Slashdot Mirror


Kinect's AI Breakthrough Explained

mikejuk writes "Microsoft Research has just published a scientific paper (PDF) and a video showing how the Kinect body tracking algorithm works — it's almost as impressive as some of the uses the Kinect has been put to. This article summarizes how Kinect does it. Quoting: '... What the team did next was to train a type of classifier called a decision forest, i.e. a collection of decision trees. Each tree was trained on a set of features on depth images that were pre-labeled with the target body parts. That is, the decision trees were modified until they gave the correct classification for a particular body part across the test set of images. Training just three trees using 1 million test images took about a day using a 1000-core cluster.'"

9 of 97 comments (clear)

  1. Sounds like vision, all right by liquiddark · · Score: 4, Interesting

    Layered classification nets have always struck me as the right approach, particularly as we learn more about how human senses work - it seems like a lot of our "thinking" is done much closer to our sense organce than we might have once imagined. Interesting that the less "organic" type, decision trees, were used rather than neural nets. One wonders if maybe it was more a matter of ease of phrasing/training/debugging than of classification itself that decided which type to use.

    1. Re:Sounds like vision, all right by hoytak · · Score: 4, Insightful

      Random forests have always been a nice classifier to use when working with really wacky data types. This is due in part to how easy it is to customize them; a lot of the ways they can be tweaked and tuned and customized have fairly intuitive effects on the outcome and behavior of the classifier. In my experience, while neural nets can also be pretty powerful, they are often much harder to work with as the parameters you have for tweaking can be really non-intuitive. We sometimes joke about neural nets being "black magic" because the training and tweaking can be really uninterpretable.

      However, the biggest reason random forests were used is probably because they are extremely fast on current chips, probably a couple orders of magnitude faster than neural nets when the trees are hard coded.

      --
      Does having a witty signature really indicate normality?
    2. Re:Sounds like vision, all right by Game_Ender · · Score: 4, Interesting

      Yep, it's not exactly an AI break through but it's really cool to see a practical application of machine learning in the consumer arena.

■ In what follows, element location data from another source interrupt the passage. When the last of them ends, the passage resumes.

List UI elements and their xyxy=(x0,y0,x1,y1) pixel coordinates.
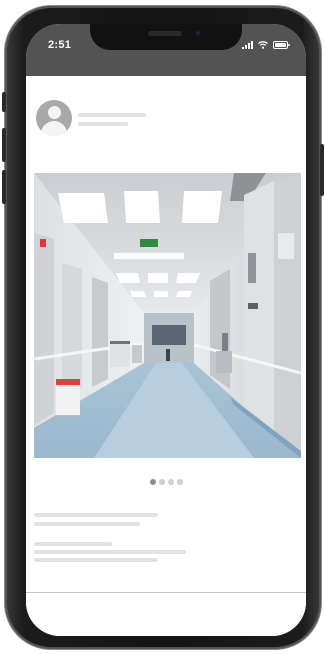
user-avatar-icon[interactable] xyxy=(36,100,72,136)
caption-placeholder-1 xyxy=(34,513,158,517)
username-placeholder xyxy=(78,113,146,117)
signal-icon xyxy=(242,41,253,49)
carousel-dot-4[interactable] xyxy=(176,479,183,485)
hospital-corridor-photo xyxy=(34,173,301,458)
caption-placeholder-4 xyxy=(34,550,186,554)
carousel-dot-3[interactable] xyxy=(167,479,174,485)
notch xyxy=(90,24,242,50)
power-button xyxy=(320,144,324,196)
divider xyxy=(26,592,306,593)
caption-placeholder-2 xyxy=(34,522,140,526)
carousel-dot-2[interactable] xyxy=(158,479,165,485)
wifi-icon xyxy=(258,41,268,49)
caption-placeholder-3 xyxy=(34,542,112,546)
subtitle-placeholder xyxy=(78,122,128,126)
volume-down-button xyxy=(2,170,6,204)
status-time: 2:51 xyxy=(48,39,72,51)
post-content xyxy=(26,76,306,636)
phone-screen: 2:51 xyxy=(26,24,306,636)
status-icons xyxy=(242,41,290,49)
speaker-grille xyxy=(148,31,182,36)
carousel-dot-1[interactable] xyxy=(149,479,156,485)
caption-placeholder-5 xyxy=(34,558,158,562)
mute-switch xyxy=(2,92,6,112)
status-bar: 2:51 xyxy=(26,24,306,76)
front-camera-icon xyxy=(194,29,202,37)
volume-up-button xyxy=(2,128,6,162)
carousel-indicator xyxy=(26,479,306,485)
battery-icon xyxy=(273,41,290,49)
post-image[interactable] xyxy=(34,173,301,458)
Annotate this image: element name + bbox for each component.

    3. Re:Sounds like vision, all right by Twinbee · · Score: 4, Interesting

      Yes, now all they need to do is fix the lag which can be quite high, maybe even 200ms:
      http://www.youtube.com/watch?v=weZOjotbuSU

      Something really low like 16ms or better is needed so that we don't notice, according to this article:
      http://www.sussex.ac.uk/Users/km3/hfes.pdf

      --
      Why OpalCalc is the best Windows calc
  2. Re:More advertising masquerading as news by symes · · Score: 4, Informative

    I don't think so this time. This is a reasonably well written formal paper sent for peer review. It is also quite nice to see this published openly.

  3. Strange Descriptions... by Anonymous Coward · · Score: 5, Funny

    - "What do you do for a living?"

    - "I train trees to make a decision forest that can see human limbs."

    - "Ah, I see. Makes sense. (WHAT THE FUCK???)"

  4. Impressive. by Chocolate+Teapot · · Score: 4, Funny

    Training just three trees using 1 million test images took about a day using a 1000-core cluster

    Trees have traditionally been trained in Entish, which although reliable, is such an un-hasty language.

    --
    Modest doubt is called the beacon of the wise. - William Shakespeare
  5. Re:Focussing on the normal bit by gmaslov · · Score: 4, Informative

    So they fed an LCS with some sample data? OK, par-for-the-course. I'm far more interested in how they generated those '1 million' pre-labelled test images in the first place.

    I read the paper; it was clever. They used a standard motion capture setup with their actor(s) going through several hundred different movements. Since their algorithm is stateless, they could analyze the motion and produce many distinct poses from each movement. Each pose was then "retargeted" (a well known technique in animation; example) onto many different 3D models of people of varying height, body type, etc., before finally being rendered into a perfectly labeled depth map.

    They went through several iterations of this process:

    1. Train their algorithm on this huge data set
    2. Notice that it doesn't work so well in some situations
    3. Have their mo-cap actor(s) produce additional data to cover those situations
    4. Process the new mo-cap data into however many thousands of additional training poses
    5. GOTO 10
  6. Re:More advertising masquerading as news by Jeremi · · Score: 3, Insightful

    And no doubt backed up by a dozen patents.

    Of course. That's the purpose of patents, to encourage inventors to publish their inventions openly.

    --


    I don't care if it's 90,000 hectares. That lake was not my doing.